Kısa bir sessizliğin ardından tekrar konuştu "Şafak ben, sen yanımdayken fazla mutluyum. Tamam bazen sinirlerimi bozsan bile yanımda olduğunun bilinci bile beni mutlu ediyor. Ne ara bu karmaşık duyguları yaşamaya başladım asla hatırlamıyorum. Ama bir arkadaşımda zaten aşkın böyle bir şey olduğunu söyledi. Bütün dünyan bir anda değişir ve sen asla fark etmezsin. Beni değiştirdin ve ben asla fark etmedim. Sen yanımdayken daha tedbirli olmaya başladım. Yüzüne bakmamaya çalışmak benim için çok zor olmaya başladı. Gün boyunca sürekli, her yerde yüzüne bakıp bütün mimiklerini ayrı ayrı incelemek istiyorum. Daha önce hiçbir erkeğin yüzünü bu derecede beğenip, dokunma dürtümü engelleyemediğim olmadı. Her an yanımda ol istiyorum. Her istediğimde o güzel yüzüne, bedenine dokunayım istiyorum. Her istediğimde bütün bedenini sevgimle dolayayım istiyorum. Dudaklarının tadına ilk baktığımda bunun dünyadaki bütün her şeyden daha güzel olduğunu fark ettim."
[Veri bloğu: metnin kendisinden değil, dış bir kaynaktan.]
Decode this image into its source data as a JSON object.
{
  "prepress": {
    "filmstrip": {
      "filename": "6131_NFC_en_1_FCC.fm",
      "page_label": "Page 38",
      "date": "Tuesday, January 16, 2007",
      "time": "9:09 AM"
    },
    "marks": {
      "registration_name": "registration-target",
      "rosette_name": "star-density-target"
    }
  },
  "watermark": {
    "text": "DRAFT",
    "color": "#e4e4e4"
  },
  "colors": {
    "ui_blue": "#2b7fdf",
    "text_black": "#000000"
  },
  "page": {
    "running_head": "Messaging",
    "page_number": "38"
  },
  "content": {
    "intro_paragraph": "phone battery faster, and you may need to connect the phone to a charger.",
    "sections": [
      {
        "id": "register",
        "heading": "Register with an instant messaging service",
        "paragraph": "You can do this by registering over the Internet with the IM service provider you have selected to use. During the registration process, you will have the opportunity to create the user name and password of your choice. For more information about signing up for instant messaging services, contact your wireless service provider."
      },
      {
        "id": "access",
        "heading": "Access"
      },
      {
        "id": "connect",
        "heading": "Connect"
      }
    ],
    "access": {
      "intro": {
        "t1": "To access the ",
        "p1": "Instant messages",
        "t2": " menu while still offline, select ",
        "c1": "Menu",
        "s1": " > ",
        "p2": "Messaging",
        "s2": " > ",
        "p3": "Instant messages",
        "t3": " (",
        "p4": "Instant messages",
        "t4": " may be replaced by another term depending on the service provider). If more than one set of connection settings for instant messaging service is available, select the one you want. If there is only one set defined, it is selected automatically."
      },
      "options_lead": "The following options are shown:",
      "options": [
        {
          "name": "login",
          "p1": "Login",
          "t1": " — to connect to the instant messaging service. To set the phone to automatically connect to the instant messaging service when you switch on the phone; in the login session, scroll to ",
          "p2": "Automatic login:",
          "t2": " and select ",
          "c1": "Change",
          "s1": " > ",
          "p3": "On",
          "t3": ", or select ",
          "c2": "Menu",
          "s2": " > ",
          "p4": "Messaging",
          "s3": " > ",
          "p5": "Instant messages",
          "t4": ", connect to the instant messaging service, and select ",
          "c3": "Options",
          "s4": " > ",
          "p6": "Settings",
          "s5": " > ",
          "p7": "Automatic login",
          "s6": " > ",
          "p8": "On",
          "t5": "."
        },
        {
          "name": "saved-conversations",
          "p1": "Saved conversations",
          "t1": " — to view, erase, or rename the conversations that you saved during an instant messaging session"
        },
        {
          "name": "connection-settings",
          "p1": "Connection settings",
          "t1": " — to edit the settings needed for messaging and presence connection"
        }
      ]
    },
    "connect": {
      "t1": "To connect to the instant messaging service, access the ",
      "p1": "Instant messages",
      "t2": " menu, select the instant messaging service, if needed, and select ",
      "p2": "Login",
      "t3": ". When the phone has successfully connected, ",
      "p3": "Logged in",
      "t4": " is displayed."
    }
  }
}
Sözlerinden dolayı gözlerim dolarken masadaki elime uzandı ve sıkı sıkı tuttu. "Ve Şafak. Ben bu tadı her istediğimde tatmak istiyorum. Her dakika varlığınla beni mutlu et istiyorum. Bundan öncesi, buraya ne ara geldiğimiz ve bundan sonra bizi ne beklediği umurumda bile değil. Yanımda ol istiyorum Şafak. Kalbimin en orta noktasında bulun ve asla oradan çıkma istiyorum. Seni seviyorum Şafak" 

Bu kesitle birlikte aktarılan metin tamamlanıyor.